On Sun, Oct 05, 2014 at 12:14:59AM +0300, Andrei Banu wrote:
> Hi,
> 
> I am attempting LFS version 7.6 but I got stuck on chapter
> 5.5.1 (cross GCC compile).
> 
> The host is CentOS 6.5 / 64bit:
> Linux 2.6.32-431.el6.x86_64 #1 SMP
> 
> The /configure worked ok. The error came during make.
> 

 gcc (also binutils, and a few other packages) run 'configure in
various directories after 'make' is invoked.  Also, gcc will
eventually run a second build to check itself.
> The error message is this:
> 
> ....
> checking how to run the C++ preprocessor... /lib/cpp
> configure: error: in `/mnt/lfs/sources/gcc-build/gcc':
> configure: WARNING: C++ preprocessor "/lib/cpp" fails sanity check
> See `config.log' for more details.

 This _looks_ like the error, in that I do not recall seeing it in
my own logs.

> checking for unordered_map... no
> checking for tr1/unordered_map... no
> checking for ext/hash_map... no
> checking dependency style of g++... none
> configure: error: no usable dependency style found
> make[1]: *** [configure-gcc] Error 1
> make[1]: Leaving directory `/mnt/lfs/sources/gcc-build'
> make: *** [all] Error 2

 But, that does appear to be the test which caused it to fail.

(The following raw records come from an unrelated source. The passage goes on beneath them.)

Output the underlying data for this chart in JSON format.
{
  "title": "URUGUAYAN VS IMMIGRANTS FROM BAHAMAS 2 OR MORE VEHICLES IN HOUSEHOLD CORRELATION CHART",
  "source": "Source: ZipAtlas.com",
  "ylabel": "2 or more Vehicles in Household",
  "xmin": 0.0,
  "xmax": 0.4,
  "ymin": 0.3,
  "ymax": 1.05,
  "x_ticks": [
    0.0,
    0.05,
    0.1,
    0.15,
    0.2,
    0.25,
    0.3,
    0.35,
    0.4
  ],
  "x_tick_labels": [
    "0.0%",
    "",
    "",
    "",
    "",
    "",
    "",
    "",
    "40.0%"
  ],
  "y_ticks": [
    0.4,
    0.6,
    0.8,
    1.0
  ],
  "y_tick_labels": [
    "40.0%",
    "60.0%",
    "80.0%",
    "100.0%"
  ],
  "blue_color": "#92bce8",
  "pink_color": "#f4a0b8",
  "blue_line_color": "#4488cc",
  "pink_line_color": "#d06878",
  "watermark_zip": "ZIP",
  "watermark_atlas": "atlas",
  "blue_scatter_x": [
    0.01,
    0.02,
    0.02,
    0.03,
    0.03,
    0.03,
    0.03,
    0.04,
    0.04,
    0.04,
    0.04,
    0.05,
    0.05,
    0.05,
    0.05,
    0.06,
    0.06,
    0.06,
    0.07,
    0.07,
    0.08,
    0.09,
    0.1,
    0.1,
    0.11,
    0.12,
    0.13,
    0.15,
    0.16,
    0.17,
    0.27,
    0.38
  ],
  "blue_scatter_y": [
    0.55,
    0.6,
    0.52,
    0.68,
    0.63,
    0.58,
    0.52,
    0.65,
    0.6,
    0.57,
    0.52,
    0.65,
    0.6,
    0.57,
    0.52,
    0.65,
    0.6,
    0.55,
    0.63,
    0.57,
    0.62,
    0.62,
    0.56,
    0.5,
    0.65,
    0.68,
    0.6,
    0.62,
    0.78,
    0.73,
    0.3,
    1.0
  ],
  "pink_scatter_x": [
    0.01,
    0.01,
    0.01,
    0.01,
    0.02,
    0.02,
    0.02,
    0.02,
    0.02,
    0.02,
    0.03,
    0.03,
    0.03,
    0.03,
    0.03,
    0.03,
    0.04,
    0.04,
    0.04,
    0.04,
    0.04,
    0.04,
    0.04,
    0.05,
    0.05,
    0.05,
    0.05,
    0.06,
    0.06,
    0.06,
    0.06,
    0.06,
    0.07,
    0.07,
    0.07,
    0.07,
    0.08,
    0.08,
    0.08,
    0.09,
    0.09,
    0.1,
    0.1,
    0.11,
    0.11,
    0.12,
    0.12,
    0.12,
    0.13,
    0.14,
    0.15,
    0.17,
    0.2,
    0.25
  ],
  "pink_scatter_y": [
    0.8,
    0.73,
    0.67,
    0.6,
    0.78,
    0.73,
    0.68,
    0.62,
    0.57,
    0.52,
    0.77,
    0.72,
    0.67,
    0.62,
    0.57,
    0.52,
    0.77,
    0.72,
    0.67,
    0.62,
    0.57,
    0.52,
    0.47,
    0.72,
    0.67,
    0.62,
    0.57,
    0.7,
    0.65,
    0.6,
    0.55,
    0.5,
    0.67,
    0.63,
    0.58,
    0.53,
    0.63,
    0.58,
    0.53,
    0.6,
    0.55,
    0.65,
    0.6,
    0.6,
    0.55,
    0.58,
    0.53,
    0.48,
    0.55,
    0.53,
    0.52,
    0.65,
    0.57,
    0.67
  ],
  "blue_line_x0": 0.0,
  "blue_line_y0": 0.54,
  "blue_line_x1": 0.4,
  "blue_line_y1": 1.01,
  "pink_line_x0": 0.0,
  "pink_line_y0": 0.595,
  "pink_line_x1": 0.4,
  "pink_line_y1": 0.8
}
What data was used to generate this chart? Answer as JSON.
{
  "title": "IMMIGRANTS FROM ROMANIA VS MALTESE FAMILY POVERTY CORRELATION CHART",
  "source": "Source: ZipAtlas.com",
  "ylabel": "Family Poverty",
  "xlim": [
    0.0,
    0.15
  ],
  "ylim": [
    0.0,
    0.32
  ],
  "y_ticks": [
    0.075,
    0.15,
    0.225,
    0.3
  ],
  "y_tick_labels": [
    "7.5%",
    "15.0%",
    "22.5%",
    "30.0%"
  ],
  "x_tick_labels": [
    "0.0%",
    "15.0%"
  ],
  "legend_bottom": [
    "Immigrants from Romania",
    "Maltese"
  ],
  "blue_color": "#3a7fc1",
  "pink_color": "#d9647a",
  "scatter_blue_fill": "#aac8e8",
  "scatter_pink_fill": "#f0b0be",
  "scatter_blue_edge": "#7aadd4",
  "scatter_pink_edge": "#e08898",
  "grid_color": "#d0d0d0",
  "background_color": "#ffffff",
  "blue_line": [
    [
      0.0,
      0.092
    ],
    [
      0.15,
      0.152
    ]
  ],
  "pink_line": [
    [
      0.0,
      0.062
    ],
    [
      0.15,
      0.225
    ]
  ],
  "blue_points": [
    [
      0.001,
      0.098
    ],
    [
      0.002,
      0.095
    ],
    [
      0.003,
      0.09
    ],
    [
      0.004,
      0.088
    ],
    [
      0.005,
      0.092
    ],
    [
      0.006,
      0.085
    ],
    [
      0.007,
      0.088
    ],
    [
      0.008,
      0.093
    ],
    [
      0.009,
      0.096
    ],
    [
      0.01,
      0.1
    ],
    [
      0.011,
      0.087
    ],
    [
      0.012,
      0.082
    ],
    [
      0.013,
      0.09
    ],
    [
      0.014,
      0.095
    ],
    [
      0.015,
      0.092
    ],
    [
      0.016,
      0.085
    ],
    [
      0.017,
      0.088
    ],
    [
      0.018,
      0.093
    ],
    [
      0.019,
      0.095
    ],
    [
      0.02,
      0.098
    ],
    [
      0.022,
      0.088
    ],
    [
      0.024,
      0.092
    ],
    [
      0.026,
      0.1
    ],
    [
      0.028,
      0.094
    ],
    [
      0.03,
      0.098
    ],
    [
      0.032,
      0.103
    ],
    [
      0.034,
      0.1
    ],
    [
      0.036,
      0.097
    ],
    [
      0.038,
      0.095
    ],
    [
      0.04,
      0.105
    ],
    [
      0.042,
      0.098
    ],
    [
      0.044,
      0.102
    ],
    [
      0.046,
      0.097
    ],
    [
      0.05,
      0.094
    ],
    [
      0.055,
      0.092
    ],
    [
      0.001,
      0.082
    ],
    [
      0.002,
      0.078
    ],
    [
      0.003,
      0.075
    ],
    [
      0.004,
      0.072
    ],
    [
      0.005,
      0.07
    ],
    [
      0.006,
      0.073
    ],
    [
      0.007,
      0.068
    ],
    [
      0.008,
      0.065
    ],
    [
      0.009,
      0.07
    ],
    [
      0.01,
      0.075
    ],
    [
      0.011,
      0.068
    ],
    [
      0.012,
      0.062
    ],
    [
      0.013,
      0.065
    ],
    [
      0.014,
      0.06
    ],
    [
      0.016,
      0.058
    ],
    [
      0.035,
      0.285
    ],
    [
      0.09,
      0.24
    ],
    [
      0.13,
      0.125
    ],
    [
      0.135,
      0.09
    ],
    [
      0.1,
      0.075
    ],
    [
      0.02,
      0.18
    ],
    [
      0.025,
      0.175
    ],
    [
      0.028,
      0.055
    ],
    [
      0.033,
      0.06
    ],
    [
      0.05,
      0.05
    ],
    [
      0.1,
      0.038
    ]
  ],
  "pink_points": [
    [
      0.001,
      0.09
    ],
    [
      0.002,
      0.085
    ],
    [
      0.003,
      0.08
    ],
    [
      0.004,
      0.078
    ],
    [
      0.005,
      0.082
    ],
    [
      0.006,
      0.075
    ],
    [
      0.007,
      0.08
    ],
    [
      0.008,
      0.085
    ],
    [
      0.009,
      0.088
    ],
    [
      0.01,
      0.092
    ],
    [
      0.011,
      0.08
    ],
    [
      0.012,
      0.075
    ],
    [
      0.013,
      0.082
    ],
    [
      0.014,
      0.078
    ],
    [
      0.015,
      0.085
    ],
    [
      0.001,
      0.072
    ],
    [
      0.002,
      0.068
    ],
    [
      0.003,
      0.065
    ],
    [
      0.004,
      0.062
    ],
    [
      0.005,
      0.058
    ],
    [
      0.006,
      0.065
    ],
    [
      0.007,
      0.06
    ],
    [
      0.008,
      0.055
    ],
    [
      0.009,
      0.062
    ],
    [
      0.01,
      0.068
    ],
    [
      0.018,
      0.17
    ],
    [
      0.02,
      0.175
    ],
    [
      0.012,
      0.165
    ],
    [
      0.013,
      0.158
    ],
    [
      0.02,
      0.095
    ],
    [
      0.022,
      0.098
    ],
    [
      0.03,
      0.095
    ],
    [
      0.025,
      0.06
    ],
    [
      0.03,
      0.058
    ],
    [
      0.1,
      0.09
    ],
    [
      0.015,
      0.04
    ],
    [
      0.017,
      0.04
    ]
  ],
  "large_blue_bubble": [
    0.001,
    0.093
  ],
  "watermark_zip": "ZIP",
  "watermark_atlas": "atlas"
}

 My initial guess was that you missed the last line from the
configure command on that page : --enable-languages=c,c++ and
you can check that in your command history (e.g. use the
up-arrow from bash's command line).  BUT forget htat, I see
that test in my own log, when it is configuring in ./gcc - in
my case it got the correct answer ('gcc3').

 So, first run 'find -name config.log | xargs ls -l' :
that should tell you which of them was most recently accessed.
If that is ./config.log, the atime must have been updated when you
looked at it (unusual for a modern system), so look at the next
newest (or oall of them which have the same time.

 Search for 'no usable dependency style found' and then look at the
lines just above that : configure sets up a test, logs what it is
going to run, runs it, reports any error, and then eventually
produces the error message.  It is the command it ran, and the error
message which resulted directly from that, which matters.

ĸen
> 
> I am not sure which parts from config.log I should paste
> in here as it's 1000 lines long but I'll go ahead and paste
> some:
> 
> configure:4799: checking for C++ compiler version
> configure:4808: g++ --version >&5
> ../gcc-4.9.1/configure: line 4810: g++: command not found
> configure:4819: $? = 127
> configure:4808: g++ -v >&5
> ../gcc-4.9.1/configure: line 4810: g++: command not found
> configure:4819: $? = 127
> configure:4808: g++ -V >&5
> ../gcc-4.9.1/configure: line 4810: g++: command not found
> configure:4819: $? = 127
> configure:4808: g++ -qversion >&5
> ../gcc-4.9.1/configure: line 4810: g++: command not found
> configure:4819: $? = 127
> configure:4823: checking whether we are using the GNU C++ compiler
> configure:4842: g++ -c   conftest.cpp >&5
> ../gcc-4.9.1/configure: line 1751: g++: command not found
> 

 This says that in _that_ test, g++ was not found : for me, that
is tested for early on in configure (before 'make') and correctly
reports

checking for gcc option to accept ISO C89... none needed
checking for g++... g++
checking whether we are using the GNU C++ compiler... yes

 Which is a *different* first message (mine checked for 'g++',
and later, still from the initial run of 'configure', I can see:

checking where to find the target c++... just compiled

 Does your host system have a working C++ compiler ?

ĸen
-- 
Nanny Ogg usually went to bed early. After all, she was an old lady.
Sometimes she went to bed as early as 6 a.m.